Re: Raising rabbits for meat
« Reply #18 on: August 13, 2018, 05:51:22 PM »
This is why I became okay with scaling back to the bare minimum - just enough that we could get it going again in a pinch whether that meant there was less on me and could "do it all" or if shtf and then I had hands to help since there wouldn't be a choice but to help.
THIS makes a lot of sense to me right now both for what you wrote about your situation and also for mine.

I went from 2 pigs, a number of ducks, chickens, and rabbits, down to just chickens and rabbits. And it feels good.

I was very surprised at how good it felt. I need this wee break. I'm sure you do, too. It also feels good to know that it only takes a short while to build it back up to the numbers we have now.

At first though I felt like a failure. Then I realized, what good is it all if I kill myself in the process? I'm doing and providing for 8 people all by myself (homestead wise that is). If shtf - which is what we prepare for - then I'll have the help of them all which means being able to do more in the long run.

I'm hoping I can be back at it come next spring but if I can't, I'm not going to beat myself up over it.

One of my neighbors (family with teenagers so potential helpers) tried to be more self substaining as far as food goes,       After a many years they cut back 90% and only keep a small garden with a few birds.      They keep their fencing and barn in good repair so some ability to spring back quickly if ever needed.       A lot less work and they can focus on enjoying life and getting the kids through school; mostly collage at this point.

This is why I made the origional post.        I'm trying to expand our ability to be self sufficient without adding much more long term time requirements.       Spend a few days fencing, water, ect and just maintain a breeding pair of bunnies for quick expansion if ever needed.     

ChristianJ

Re: Raising rabbits for meat
« Reply #19 on: August 14, 2018, 09:43:04 AM »
This is why I became okay with scaling back to the bare minimum - just enough that we could get it going again in a pinch whether that meant there was less on me and could "do it all" or if shtf and then I had hands to help since there wouldn't be a choice but to help.
THIS makes a lot of sense to me right now both for what you wrote about your situation and also for mine.

I went from 2 pigs, a number of ducks, chickens, and rabbits, down to just chickens and rabbits. And it feels good.

I was very surprised at how good it felt. I need this wee break. I'm sure you do, too. It also feels good to know that it only takes a short while to build it back up to the numbers we have now.

At first though I felt like a failure. Then I realized, what good is it all if I kill myself in the process? I'm doing and providing for 8 people all by myself (homestead wise that is). If shtf - which is what we prepare for - then I'll have the help of them all which means being able to do more in the long run.

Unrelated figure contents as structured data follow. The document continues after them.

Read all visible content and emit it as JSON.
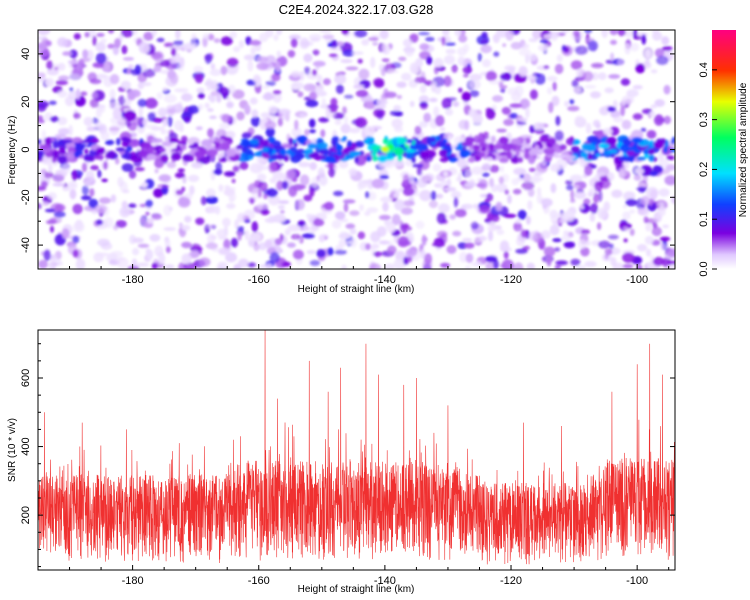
{
  "title": "C2E4.2024.322.17.03.G28",
  "chart_data": [
    {
      "type": "heatmap",
      "title": "C2E4.2024.322.17.03.G28",
      "xlabel": "Height of straight line (km)",
      "ylabel": "Frequency (Hz)",
      "xlim": [
        -195,
        -94
      ],
      "ylim": [
        -50,
        50
      ],
      "x_ticks": [
        "-180",
        "-160",
        "-140",
        "-120",
        "-100"
      ],
      "y_ticks": [
        "40",
        "20",
        "0",
        "-20",
        "-40"
      ],
      "colorbar": {
        "label": "Normalized spectral amplitude",
        "range": [
          0.0,
          0.48
        ],
        "ticks": [
          "0.0",
          "0.1",
          "0.2",
          "0.3",
          "0.4"
        ],
        "colormap": "rainbow-to-white (white, purple, blue, cyan, green, yellow, red, magenta)"
      },
      "features": {
        "signal_band_frequency_hz": 0,
        "peak_amplitude": 0.33,
        "peak_location_km": -140
      }
    },
    {
      "type": "line",
      "xlabel": "Height of straight line (km)",
      "ylabel": "SNR (10 * v/v)",
      "xlim": [
        -195,
        -94
      ],
      "ylim": [
        40,
        740
      ],
      "x_ticks": [
        "-180",
        "-160",
        "-140",
        "-120",
        "-100"
      ],
      "y_ticks": [
        "200",
        "400",
        "600"
      ],
      "series": [
        {
          "color": "#f03030",
          "x_range": [
            -195,
            -94
          ],
          "typical_range": [
            60,
            320
          ],
          "spikes": [
            {
              "x": -194,
              "y": 500
            },
            {
              "x": -188,
              "y": 470
            },
            {
              "x": -181,
              "y": 450
            },
            {
              "x": -164,
              "y": 420
            },
            {
              "x": -159,
              "y": 740
            },
            {
              "x": -157,
              "y": 540
            },
            {
              "x": -152,
              "y": 650
            },
            {
              "x": -149,
              "y": 560
            },
            {
              "x": -147,
              "y": 630
            },
            {
              "x": -143,
              "y": 700
            },
            {
              "x": -141,
              "y": 610
            },
            {
              "x": -137,
              "y": 580
            },
            {
              "x": -135,
              "y": 600
            },
            {
              "x": -130,
              "y": 520
            },
            {
              "x": -118,
              "y": 470
            },
            {
              "x": -112,
              "y": 460
            },
            {
              "x": -104,
              "y": 560
            },
            {
              "x": -100,
              "y": 640
            },
            {
              "x": -98,
              "y": 700
            },
            {
              "x": -96,
              "y": 610
            }
          ]
        }
      ]
    }
  ]
}
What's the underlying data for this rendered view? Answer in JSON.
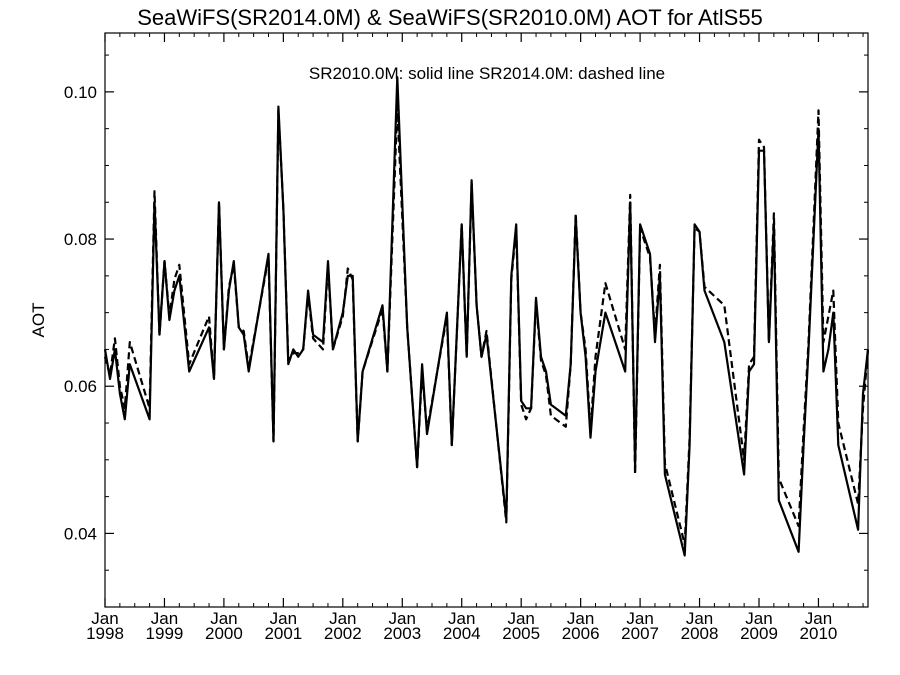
{
  "chart_data": {
    "type": "line",
    "title": "SeaWiFS(SR2014.0M) & SeaWiFS(SR2010.0M)  AOT for AtlS55",
    "annotation": "SR2010.0M: solid line   SR2014.0M: dashed line",
    "xlabel": "",
    "ylabel": "AOT",
    "xlim": [
      "1998-01",
      "2010-11"
    ],
    "ylim": [
      0.03,
      0.108
    ],
    "yticks": [
      "0.04",
      "0.06",
      "0.08",
      "0.10"
    ],
    "xticks": [
      {
        "month": "Jan",
        "year": "1998",
        "date": "1998-01"
      },
      {
        "month": "Jan",
        "year": "1999",
        "date": "1999-01"
      },
      {
        "month": "Jan",
        "year": "2000",
        "date": "2000-01"
      },
      {
        "month": "Jan",
        "year": "2001",
        "date": "2001-01"
      },
      {
        "month": "Jan",
        "year": "2002",
        "date": "2002-01"
      },
      {
        "month": "Jan",
        "year": "2003",
        "date": "2003-01"
      },
      {
        "month": "Jan",
        "year": "2004",
        "date": "2004-01"
      },
      {
        "month": "Jan",
        "year": "2005",
        "date": "2005-01"
      },
      {
        "month": "Jan",
        "year": "2006",
        "date": "2006-01"
      },
      {
        "month": "Jan",
        "year": "2007",
        "date": "2007-01"
      },
      {
        "month": "Jan",
        "year": "2008",
        "date": "2008-01"
      },
      {
        "month": "Jan",
        "year": "2009",
        "date": "2009-01"
      },
      {
        "month": "Jan",
        "year": "2010",
        "date": "2010-01"
      }
    ],
    "grid": false,
    "series": [
      {
        "name": "SR2010.0M",
        "style": "solid",
        "color": "#000000",
        "points": [
          [
            "1998-01",
            0.065
          ],
          [
            "1998-02",
            0.061
          ],
          [
            "1998-03",
            0.065
          ],
          [
            "1998-04",
            0.059
          ],
          [
            "1998-05",
            0.0555
          ],
          [
            "1998-06",
            0.063
          ],
          [
            "1998-10",
            0.0555
          ],
          [
            "1998-11",
            0.085
          ],
          [
            "1998-12",
            0.067
          ],
          [
            "1999-01",
            0.077
          ],
          [
            "1999-02",
            0.069
          ],
          [
            "1999-03",
            0.073
          ],
          [
            "1999-04",
            0.075
          ],
          [
            "1999-06",
            0.062
          ],
          [
            "1999-10",
            0.068
          ],
          [
            "1999-11",
            0.061
          ],
          [
            "1999-12",
            0.085
          ],
          [
            "2000-01",
            0.065
          ],
          [
            "2000-02",
            0.073
          ],
          [
            "2000-03",
            0.077
          ],
          [
            "2000-04",
            0.068
          ],
          [
            "2000-05",
            0.067
          ],
          [
            "2000-06",
            0.062
          ],
          [
            "2000-10",
            0.078
          ],
          [
            "2000-11",
            0.0525
          ],
          [
            "2000-12",
            0.098
          ],
          [
            "2001-01",
            0.084
          ],
          [
            "2001-02",
            0.063
          ],
          [
            "2001-03",
            0.065
          ],
          [
            "2001-04",
            0.064
          ],
          [
            "2001-05",
            0.065
          ],
          [
            "2001-06",
            0.073
          ],
          [
            "2001-07",
            0.067
          ],
          [
            "2001-09",
            0.066
          ],
          [
            "2001-10",
            0.077
          ],
          [
            "2001-11",
            0.065
          ],
          [
            "2002-01",
            0.07
          ],
          [
            "2002-02",
            0.075
          ],
          [
            "2002-03",
            0.075
          ],
          [
            "2002-04",
            0.0525
          ],
          [
            "2002-05",
            0.062
          ],
          [
            "2002-09",
            0.071
          ],
          [
            "2002-10",
            0.062
          ],
          [
            "2002-12",
            0.102
          ],
          [
            "2003-02",
            0.068
          ],
          [
            "2003-04",
            0.049
          ],
          [
            "2003-05",
            0.063
          ],
          [
            "2003-06",
            0.0535
          ],
          [
            "2003-10",
            0.07
          ],
          [
            "2003-11",
            0.052
          ],
          [
            "2004-01",
            0.082
          ],
          [
            "2004-02",
            0.064
          ],
          [
            "2004-03",
            0.088
          ],
          [
            "2004-04",
            0.071
          ],
          [
            "2004-05",
            0.064
          ],
          [
            "2004-06",
            0.067
          ],
          [
            "2004-10",
            0.042
          ],
          [
            "2004-11",
            0.075
          ],
          [
            "2004-12",
            0.082
          ],
          [
            "2005-01",
            0.058
          ],
          [
            "2005-02",
            0.057
          ],
          [
            "2005-03",
            0.057
          ],
          [
            "2005-04",
            0.072
          ],
          [
            "2005-05",
            0.064
          ],
          [
            "2005-06",
            0.062
          ],
          [
            "2005-07",
            0.0575
          ],
          [
            "2005-10",
            0.056
          ],
          [
            "2005-11",
            0.063
          ],
          [
            "2005-12",
            0.083
          ],
          [
            "2006-01",
            0.07
          ],
          [
            "2006-02",
            0.064
          ],
          [
            "2006-03",
            0.053
          ],
          [
            "2006-04",
            0.062
          ],
          [
            "2006-06",
            0.07
          ],
          [
            "2006-10",
            0.062
          ],
          [
            "2006-11",
            0.085
          ],
          [
            "2006-12",
            0.049
          ],
          [
            "2007-01",
            0.082
          ],
          [
            "2007-03",
            0.078
          ],
          [
            "2007-04",
            0.066
          ],
          [
            "2007-05",
            0.075
          ],
          [
            "2007-06",
            0.048
          ],
          [
            "2007-10",
            0.037
          ],
          [
            "2007-11",
            0.052
          ],
          [
            "2007-12",
            0.082
          ],
          [
            "2008-01",
            0.081
          ],
          [
            "2008-02",
            0.073
          ],
          [
            "2008-06",
            0.066
          ],
          [
            "2008-10",
            0.048
          ],
          [
            "2008-11",
            0.062
          ],
          [
            "2008-12",
            0.063
          ],
          [
            "2009-01",
            0.092
          ],
          [
            "2009-02",
            0.092
          ],
          [
            "2009-03",
            0.066
          ],
          [
            "2009-04",
            0.082
          ],
          [
            "2009-05",
            0.0445
          ],
          [
            "2009-09",
            0.0375
          ],
          [
            "2009-10",
            0.052
          ],
          [
            "2009-11",
            0.065
          ],
          [
            "2010-01",
            0.095
          ],
          [
            "2010-02",
            0.062
          ],
          [
            "2010-03",
            0.065
          ],
          [
            "2010-04",
            0.07
          ],
          [
            "2010-05",
            0.052
          ],
          [
            "2010-09",
            0.0405
          ],
          [
            "2010-10",
            0.059
          ],
          [
            "2010-11",
            0.065
          ]
        ]
      },
      {
        "name": "SR2014.0M",
        "style": "dashed",
        "color": "#000000",
        "points": [
          [
            "1998-01",
            0.064
          ],
          [
            "1998-02",
            0.0615
          ],
          [
            "1998-03",
            0.0665
          ],
          [
            "1998-04",
            0.06
          ],
          [
            "1998-05",
            0.057
          ],
          [
            "1998-06",
            0.066
          ],
          [
            "1998-10",
            0.057
          ],
          [
            "1998-11",
            0.0865
          ],
          [
            "1998-12",
            0.067
          ],
          [
            "1999-01",
            0.077
          ],
          [
            "1999-02",
            0.0695
          ],
          [
            "1999-03",
            0.0745
          ],
          [
            "1999-04",
            0.0765
          ],
          [
            "1999-06",
            0.063
          ],
          [
            "1999-10",
            0.0695
          ],
          [
            "1999-11",
            0.061
          ],
          [
            "1999-12",
            0.085
          ],
          [
            "2000-01",
            0.065
          ],
          [
            "2000-02",
            0.0735
          ],
          [
            "2000-03",
            0.0765
          ],
          [
            "2000-04",
            0.068
          ],
          [
            "2000-05",
            0.0675
          ],
          [
            "2000-06",
            0.0625
          ],
          [
            "2000-10",
            0.0775
          ],
          [
            "2000-11",
            0.0525
          ],
          [
            "2000-12",
            0.0975
          ],
          [
            "2001-01",
            0.084
          ],
          [
            "2001-02",
            0.0635
          ],
          [
            "2001-03",
            0.0645
          ],
          [
            "2001-04",
            0.0645
          ],
          [
            "2001-05",
            0.065
          ],
          [
            "2001-06",
            0.0725
          ],
          [
            "2001-07",
            0.0665
          ],
          [
            "2001-09",
            0.065
          ],
          [
            "2001-10",
            0.0765
          ],
          [
            "2001-11",
            0.065
          ],
          [
            "2002-01",
            0.0695
          ],
          [
            "2002-02",
            0.076
          ],
          [
            "2002-03",
            0.0745
          ],
          [
            "2002-04",
            0.0525
          ],
          [
            "2002-05",
            0.062
          ],
          [
            "2002-09",
            0.0705
          ],
          [
            "2002-10",
            0.062
          ],
          [
            "2002-12",
            0.098
          ],
          [
            "2003-02",
            0.068
          ],
          [
            "2003-04",
            0.049
          ],
          [
            "2003-05",
            0.062
          ],
          [
            "2003-06",
            0.054
          ],
          [
            "2003-10",
            0.0695
          ],
          [
            "2003-11",
            0.052
          ],
          [
            "2004-01",
            0.082
          ],
          [
            "2004-02",
            0.064
          ],
          [
            "2004-03",
            0.0875
          ],
          [
            "2004-04",
            0.071
          ],
          [
            "2004-05",
            0.064
          ],
          [
            "2004-06",
            0.0675
          ],
          [
            "2004-10",
            0.0415
          ],
          [
            "2004-11",
            0.0745
          ],
          [
            "2004-12",
            0.0815
          ],
          [
            "2005-01",
            0.0575
          ],
          [
            "2005-02",
            0.0555
          ],
          [
            "2005-03",
            0.057
          ],
          [
            "2005-04",
            0.0715
          ],
          [
            "2005-05",
            0.0635
          ],
          [
            "2005-06",
            0.0615
          ],
          [
            "2005-07",
            0.056
          ],
          [
            "2005-10",
            0.0545
          ],
          [
            "2005-11",
            0.063
          ],
          [
            "2005-12",
            0.0835
          ],
          [
            "2006-01",
            0.07
          ],
          [
            "2006-02",
            0.065
          ],
          [
            "2006-03",
            0.054
          ],
          [
            "2006-04",
            0.064
          ],
          [
            "2006-06",
            0.074
          ],
          [
            "2006-10",
            0.065
          ],
          [
            "2006-11",
            0.086
          ],
          [
            "2006-12",
            0.048
          ],
          [
            "2007-01",
            0.0815
          ],
          [
            "2007-03",
            0.0775
          ],
          [
            "2007-04",
            0.067
          ],
          [
            "2007-05",
            0.0765
          ],
          [
            "2007-06",
            0.0495
          ],
          [
            "2007-10",
            0.0385
          ],
          [
            "2007-11",
            0.053
          ],
          [
            "2007-12",
            0.0815
          ],
          [
            "2008-01",
            0.081
          ],
          [
            "2008-02",
            0.0735
          ],
          [
            "2008-06",
            0.071
          ],
          [
            "2008-10",
            0.05
          ],
          [
            "2008-11",
            0.063
          ],
          [
            "2008-12",
            0.064
          ],
          [
            "2009-01",
            0.0935
          ],
          [
            "2009-02",
            0.0925
          ],
          [
            "2009-03",
            0.066
          ],
          [
            "2009-04",
            0.0835
          ],
          [
            "2009-05",
            0.0475
          ],
          [
            "2009-09",
            0.041
          ],
          [
            "2009-10",
            0.054
          ],
          [
            "2009-11",
            0.066
          ],
          [
            "2010-01",
            0.0975
          ],
          [
            "2010-02",
            0.066
          ],
          [
            "2010-03",
            0.0695
          ],
          [
            "2010-04",
            0.073
          ],
          [
            "2010-05",
            0.055
          ],
          [
            "2010-09",
            0.044
          ],
          [
            "2010-10",
            0.057
          ],
          [
            "2010-11",
            0.065
          ]
        ]
      }
    ]
  }
}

I'm hoping I can be back at it come next spring but if I can't, I'm not going to beat myself up over it.

One of my neighbors (family with teenagers so potential helpers) tried to be more self substaining as far as food goes,       After a many years they cut back 90% and only keep a small garden with a few birds.      They keep their fencing and barn in good repair so some ability to spring back quickly if ever needed.       A lot less work and they can focus on enjoying life and getting the kids through school; mostly collage at this point.

This is why I made the origional post.        I'm trying to expand our ability to be self sufficient without adding much more long term time requirements.       Spend a few days fencing, water, ect and just maintain a breeding pair of bunnies for quick expansion if ever needed.   

The (sad?) reality is that it is just more efficient to make a few extra bucks and buy what you want, hopefully locally, than to setup major operations to be "self-sustainable".